Bellatrix is a publicly traded oil and gas company based in Calgary, Alberta. It obtained protection under the CCAA on October 2, 2019, having been significantly impacted by the various industry challenges facing Western Canada’s oil and natural gas markets, including depressed oil and natural gas prices.

Prior to its filing, Bellatrix engaged a bank to act as its sale advisor (“Sale Advisor”) pursuant to the terms of an Engagement Letter dated September 9, 2019 (“Engagement Letter”). The Engagement Letter stipulated that the Sale Advisor’s compensation would be comprised of: (1) a monthly work fee; and (2) a transaction fee of $2,750,000 plus a percentage of the sale price, contingent on Bellatrix completing a transaction.

On October 2, 2019, Bellatrix was granted an Initial Order under the CCAA (“Initial Order”). The Initial Order approved the Engagement Letter and the payment of the Sale Advisor’s fees and expenses. It also provided for a charge in favour of the Sale Advisor securing the transaction fee (“Fee Charge”). The Fee Charge ranked 7th behind various other charges, including a 5th ranking charge in favour of National Bank of Canada, acting as agent (“First Lien Agent”) for a group of lenders (“First Lien Lenders”) securing certain pre-filing secured debt.

At the comeback hearing on October 9, 2019, Bellatrix was granted a Strategic Process Approval Order approving a sale and investment solicitation process (“SISP”) for the business and assets or shares of Bellatrix.

After approximately six months and a significant downturn in the oil and gas market, the only binding offer received in the SISP was an offer from Return Energy Inc. doing business as Spartan Energy Corp. (“Spartan”).
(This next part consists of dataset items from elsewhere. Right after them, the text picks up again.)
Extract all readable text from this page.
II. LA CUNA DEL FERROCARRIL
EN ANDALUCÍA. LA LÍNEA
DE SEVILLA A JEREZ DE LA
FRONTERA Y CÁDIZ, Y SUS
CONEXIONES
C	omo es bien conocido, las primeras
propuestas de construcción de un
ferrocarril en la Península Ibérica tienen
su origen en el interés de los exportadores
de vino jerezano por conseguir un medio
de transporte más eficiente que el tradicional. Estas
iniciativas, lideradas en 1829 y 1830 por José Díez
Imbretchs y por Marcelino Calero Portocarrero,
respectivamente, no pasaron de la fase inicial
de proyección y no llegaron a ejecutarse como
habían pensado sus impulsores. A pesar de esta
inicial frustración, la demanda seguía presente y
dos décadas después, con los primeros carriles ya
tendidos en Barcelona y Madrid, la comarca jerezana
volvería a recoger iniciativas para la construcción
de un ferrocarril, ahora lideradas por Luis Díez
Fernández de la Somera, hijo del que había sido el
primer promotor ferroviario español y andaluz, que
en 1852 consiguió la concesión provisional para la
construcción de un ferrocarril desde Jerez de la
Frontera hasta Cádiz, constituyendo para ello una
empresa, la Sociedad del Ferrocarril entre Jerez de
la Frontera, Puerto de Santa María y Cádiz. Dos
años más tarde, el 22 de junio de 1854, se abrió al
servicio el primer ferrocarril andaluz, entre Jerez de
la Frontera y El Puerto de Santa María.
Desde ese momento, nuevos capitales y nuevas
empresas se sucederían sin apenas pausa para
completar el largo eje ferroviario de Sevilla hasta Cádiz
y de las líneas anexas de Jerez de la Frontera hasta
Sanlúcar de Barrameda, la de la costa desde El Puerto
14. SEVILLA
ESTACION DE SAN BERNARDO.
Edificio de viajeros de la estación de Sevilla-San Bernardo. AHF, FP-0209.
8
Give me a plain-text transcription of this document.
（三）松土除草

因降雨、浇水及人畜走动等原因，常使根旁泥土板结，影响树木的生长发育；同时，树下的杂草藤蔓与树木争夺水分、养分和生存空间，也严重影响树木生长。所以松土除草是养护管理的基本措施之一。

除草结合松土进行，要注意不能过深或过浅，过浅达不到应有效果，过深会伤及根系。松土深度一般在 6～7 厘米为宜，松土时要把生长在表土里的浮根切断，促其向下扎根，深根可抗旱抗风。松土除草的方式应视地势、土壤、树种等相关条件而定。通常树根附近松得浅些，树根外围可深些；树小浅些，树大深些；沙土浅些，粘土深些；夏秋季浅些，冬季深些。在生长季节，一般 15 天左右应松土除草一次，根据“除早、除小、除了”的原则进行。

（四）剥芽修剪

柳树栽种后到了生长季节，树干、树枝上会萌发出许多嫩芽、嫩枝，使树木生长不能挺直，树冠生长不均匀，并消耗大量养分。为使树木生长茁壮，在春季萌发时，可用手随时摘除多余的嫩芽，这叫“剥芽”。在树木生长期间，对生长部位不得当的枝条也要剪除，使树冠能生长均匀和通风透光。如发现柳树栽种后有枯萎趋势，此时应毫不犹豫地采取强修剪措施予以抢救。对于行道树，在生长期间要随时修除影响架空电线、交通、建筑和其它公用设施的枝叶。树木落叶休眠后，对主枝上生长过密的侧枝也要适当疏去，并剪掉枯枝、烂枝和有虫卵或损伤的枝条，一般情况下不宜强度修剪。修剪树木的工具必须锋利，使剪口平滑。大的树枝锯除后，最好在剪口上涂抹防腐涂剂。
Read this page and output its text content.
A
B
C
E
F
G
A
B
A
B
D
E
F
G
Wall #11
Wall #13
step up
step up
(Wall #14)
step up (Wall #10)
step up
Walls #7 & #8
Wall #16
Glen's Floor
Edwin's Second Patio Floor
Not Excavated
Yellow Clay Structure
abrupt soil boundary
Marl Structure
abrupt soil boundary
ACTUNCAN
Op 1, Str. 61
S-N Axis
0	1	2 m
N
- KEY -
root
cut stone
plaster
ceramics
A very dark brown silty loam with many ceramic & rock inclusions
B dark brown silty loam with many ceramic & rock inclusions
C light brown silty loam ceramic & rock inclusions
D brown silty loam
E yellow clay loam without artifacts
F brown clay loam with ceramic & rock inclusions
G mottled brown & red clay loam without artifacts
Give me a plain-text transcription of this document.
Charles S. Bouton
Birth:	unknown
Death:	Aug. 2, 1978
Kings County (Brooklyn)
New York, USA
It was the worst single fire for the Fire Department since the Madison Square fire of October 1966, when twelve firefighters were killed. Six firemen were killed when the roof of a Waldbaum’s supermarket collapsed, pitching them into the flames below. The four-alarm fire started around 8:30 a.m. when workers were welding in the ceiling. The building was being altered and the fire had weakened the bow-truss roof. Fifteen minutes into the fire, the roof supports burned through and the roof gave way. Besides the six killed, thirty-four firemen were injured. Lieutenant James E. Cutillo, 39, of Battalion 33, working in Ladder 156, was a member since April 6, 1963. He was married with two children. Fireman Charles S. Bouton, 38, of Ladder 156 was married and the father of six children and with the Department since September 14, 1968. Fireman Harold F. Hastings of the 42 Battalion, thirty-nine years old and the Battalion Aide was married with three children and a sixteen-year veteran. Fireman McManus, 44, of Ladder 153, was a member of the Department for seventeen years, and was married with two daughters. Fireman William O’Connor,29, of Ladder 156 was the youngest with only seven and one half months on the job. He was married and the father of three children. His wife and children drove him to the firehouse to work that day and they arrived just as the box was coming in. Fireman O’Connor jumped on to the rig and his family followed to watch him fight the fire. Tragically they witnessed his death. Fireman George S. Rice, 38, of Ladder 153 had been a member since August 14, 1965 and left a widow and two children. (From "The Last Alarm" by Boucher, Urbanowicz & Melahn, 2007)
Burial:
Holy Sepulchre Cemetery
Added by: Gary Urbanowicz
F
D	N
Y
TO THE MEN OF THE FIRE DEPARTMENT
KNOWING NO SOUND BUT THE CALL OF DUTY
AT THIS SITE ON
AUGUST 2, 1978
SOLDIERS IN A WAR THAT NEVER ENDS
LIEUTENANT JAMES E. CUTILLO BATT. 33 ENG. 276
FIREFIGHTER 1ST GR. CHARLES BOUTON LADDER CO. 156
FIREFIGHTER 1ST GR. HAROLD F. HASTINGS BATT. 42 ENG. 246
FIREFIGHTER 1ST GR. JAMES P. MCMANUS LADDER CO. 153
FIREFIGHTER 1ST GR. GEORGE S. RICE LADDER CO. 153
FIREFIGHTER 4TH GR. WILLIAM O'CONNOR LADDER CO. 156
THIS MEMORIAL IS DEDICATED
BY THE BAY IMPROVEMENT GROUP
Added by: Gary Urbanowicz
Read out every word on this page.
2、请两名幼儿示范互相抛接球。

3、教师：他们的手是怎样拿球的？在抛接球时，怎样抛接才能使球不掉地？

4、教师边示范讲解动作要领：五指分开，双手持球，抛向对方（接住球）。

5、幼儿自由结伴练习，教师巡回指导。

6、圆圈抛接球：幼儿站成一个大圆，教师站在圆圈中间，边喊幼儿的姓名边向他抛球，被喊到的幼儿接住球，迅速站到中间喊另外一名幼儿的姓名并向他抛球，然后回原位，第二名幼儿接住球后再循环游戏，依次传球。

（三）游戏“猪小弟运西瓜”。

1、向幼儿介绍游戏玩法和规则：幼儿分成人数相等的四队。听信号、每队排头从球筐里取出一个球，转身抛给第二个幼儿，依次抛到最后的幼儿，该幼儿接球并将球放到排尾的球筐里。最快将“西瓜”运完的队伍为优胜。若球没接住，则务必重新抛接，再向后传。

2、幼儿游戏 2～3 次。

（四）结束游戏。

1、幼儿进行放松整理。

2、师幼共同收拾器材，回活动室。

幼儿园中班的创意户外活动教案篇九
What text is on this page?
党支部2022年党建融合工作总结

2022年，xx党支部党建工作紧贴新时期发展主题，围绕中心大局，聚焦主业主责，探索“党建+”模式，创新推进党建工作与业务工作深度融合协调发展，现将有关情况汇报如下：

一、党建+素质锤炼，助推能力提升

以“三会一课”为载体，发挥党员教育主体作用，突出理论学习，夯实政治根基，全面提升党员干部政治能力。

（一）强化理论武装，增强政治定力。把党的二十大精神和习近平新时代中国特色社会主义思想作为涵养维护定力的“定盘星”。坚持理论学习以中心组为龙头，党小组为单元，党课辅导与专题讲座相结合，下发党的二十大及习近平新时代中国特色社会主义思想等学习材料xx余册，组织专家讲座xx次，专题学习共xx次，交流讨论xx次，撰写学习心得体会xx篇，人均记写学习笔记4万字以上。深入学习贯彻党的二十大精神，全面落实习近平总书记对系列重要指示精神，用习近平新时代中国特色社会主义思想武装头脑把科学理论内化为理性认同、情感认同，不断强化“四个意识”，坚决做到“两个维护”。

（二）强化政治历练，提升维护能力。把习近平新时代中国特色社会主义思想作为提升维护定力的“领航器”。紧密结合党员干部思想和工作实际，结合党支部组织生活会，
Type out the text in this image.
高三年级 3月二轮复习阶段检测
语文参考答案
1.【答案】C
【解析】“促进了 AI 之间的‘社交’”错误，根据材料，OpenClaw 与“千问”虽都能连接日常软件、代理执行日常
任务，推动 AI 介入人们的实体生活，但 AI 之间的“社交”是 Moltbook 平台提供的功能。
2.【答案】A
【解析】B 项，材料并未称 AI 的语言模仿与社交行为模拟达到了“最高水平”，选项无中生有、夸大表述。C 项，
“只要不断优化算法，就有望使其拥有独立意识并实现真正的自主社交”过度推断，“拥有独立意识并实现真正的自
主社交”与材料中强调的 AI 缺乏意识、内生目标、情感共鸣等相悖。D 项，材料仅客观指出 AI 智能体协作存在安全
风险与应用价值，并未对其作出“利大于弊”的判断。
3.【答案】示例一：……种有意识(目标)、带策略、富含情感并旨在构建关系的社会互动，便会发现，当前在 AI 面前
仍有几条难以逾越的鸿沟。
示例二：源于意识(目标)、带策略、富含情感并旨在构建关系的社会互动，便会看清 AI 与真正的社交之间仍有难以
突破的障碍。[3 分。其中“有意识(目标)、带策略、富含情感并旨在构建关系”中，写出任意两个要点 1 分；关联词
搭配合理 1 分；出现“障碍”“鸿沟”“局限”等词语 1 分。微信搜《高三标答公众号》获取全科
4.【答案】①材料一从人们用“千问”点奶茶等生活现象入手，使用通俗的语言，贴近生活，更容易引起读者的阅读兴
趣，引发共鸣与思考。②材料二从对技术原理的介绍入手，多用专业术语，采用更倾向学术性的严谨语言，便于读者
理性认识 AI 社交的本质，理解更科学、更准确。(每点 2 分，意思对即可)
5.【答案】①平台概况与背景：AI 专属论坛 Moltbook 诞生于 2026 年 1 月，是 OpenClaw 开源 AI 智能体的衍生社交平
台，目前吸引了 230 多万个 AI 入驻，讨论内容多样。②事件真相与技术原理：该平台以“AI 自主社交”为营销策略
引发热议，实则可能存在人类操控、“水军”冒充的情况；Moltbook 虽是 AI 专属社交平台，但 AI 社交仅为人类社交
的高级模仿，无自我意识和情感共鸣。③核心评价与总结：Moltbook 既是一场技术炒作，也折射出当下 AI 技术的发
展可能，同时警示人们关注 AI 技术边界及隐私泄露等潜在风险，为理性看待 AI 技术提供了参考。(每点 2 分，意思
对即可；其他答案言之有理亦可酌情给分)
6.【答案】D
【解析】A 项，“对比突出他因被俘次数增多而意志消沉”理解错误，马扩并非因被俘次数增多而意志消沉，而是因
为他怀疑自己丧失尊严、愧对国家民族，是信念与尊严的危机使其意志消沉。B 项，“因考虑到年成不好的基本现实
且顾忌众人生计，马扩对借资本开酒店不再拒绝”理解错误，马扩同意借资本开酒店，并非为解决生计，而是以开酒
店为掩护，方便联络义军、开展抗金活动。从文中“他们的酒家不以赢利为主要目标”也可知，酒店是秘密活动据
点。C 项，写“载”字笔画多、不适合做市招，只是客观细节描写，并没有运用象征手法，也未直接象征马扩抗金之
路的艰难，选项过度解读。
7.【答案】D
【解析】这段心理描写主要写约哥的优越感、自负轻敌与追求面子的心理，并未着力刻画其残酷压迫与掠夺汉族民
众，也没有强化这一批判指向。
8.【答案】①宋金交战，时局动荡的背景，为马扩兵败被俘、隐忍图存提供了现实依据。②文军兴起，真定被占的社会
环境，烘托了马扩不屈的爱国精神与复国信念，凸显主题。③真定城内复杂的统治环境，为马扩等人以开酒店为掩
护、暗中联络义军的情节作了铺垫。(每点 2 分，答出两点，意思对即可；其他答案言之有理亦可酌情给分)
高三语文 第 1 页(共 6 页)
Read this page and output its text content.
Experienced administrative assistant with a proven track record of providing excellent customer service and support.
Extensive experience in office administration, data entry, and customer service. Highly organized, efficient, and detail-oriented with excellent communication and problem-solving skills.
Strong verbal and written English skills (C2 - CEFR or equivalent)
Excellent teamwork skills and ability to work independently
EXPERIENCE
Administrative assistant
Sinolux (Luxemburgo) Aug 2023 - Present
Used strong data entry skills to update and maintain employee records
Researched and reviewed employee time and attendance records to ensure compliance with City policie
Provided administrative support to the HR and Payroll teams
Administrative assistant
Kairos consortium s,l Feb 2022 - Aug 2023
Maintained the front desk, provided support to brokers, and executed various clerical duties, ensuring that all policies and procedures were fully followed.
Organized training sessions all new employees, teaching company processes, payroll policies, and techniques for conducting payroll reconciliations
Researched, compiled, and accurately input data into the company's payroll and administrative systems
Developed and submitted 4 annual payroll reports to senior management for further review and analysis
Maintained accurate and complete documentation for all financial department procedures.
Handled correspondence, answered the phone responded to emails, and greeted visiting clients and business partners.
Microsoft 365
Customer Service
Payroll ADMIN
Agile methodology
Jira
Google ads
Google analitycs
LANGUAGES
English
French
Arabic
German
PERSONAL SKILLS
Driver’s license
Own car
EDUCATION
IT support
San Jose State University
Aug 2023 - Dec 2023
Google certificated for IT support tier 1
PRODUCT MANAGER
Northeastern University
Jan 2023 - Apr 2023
The offer contemplated a going concern asset sale that included substantially all of Bellatrix’s oil and gas assets. The offer was in the form of an asset purchase agreement (“APA”) which directed payment of fees under the Engagement Letter (if not paid before closing) to be paid out of sale proceeds.

On May 7, 2020, the Court heard submissions on Bellatrix’s application seeking approval of the APA. On May 8, 2020, Madam Justice Hollins of the Alberta Court of Queen’s Bench approved the APA. However, given that the purchase price was not sufficient to satisfy the amounts owing to the First Lien Lenders, Madam Justice Hollins requested further submissions from the parties regarding the exact form of approval and vesting order (“AVO”).

On May 12, 2020, submissions were made on the form of AVO. The Sale Advisor took the position that the transaction fee was payable pursuant to the terms of the Engagement Letter. The Sale Advisor argued that this was not a priority dispute and that its transaction fee was a regular fee, the payment of which was envisioned by the Initial Order and the Engagement Letter.[2]

For their part, the First Lien Lenders argued that payment of the transaction fee would be contrary to the priorities set out in the Initial Order. They pointed out that both the Engagement Letter and the Initial Order differentiated between the regular monthly fee charged by the Sale Advisor and the transaction fee, the latter of which was earned and calculated differently and ranks below the First Lien Lenders’ charge pursuant to the Initial Order.[3] Accordingly, the First Lien Agent brought an application seeking an order preventing Bellatrix from making any payment of funds to the Sale Advisor on account of the transaction fee unless the indebtedness owed to the First Lien Lenders was satisfied.

Madam Justice Hollins released her decision allowing the First Lien Agent’s application on May 29, 2020. Madam Justice Hollins acknowledged that the company’s financial prospects had diminished significantly since the application for the Initial Order and that, at that time, it was unlikely that anyone foresaw a situation in which the purchase price for Bellatrix’ assets would not be sufficient to clear at least the court-ordered charges, including the First Lien Lenders’ debt.[4]

However, Madam Justice Hollins was not prepared to accept the Sale Advisor’s argument that the separation of the transaction fee from the monthly work fee and its priority charge were done only as “extra” protection for payment of the transaction fee. According to Madam Justice Hollins, to accept this argument would render meaningless the separate definitions and treatment of the work fee and the transaction fee in the Engagement Letter itself and, more obviously, in the Initial Order. These documents were painstakingly negotiated by the parties and the distinction between the work fee and the transaction fee was made purposefully and clearly.[5]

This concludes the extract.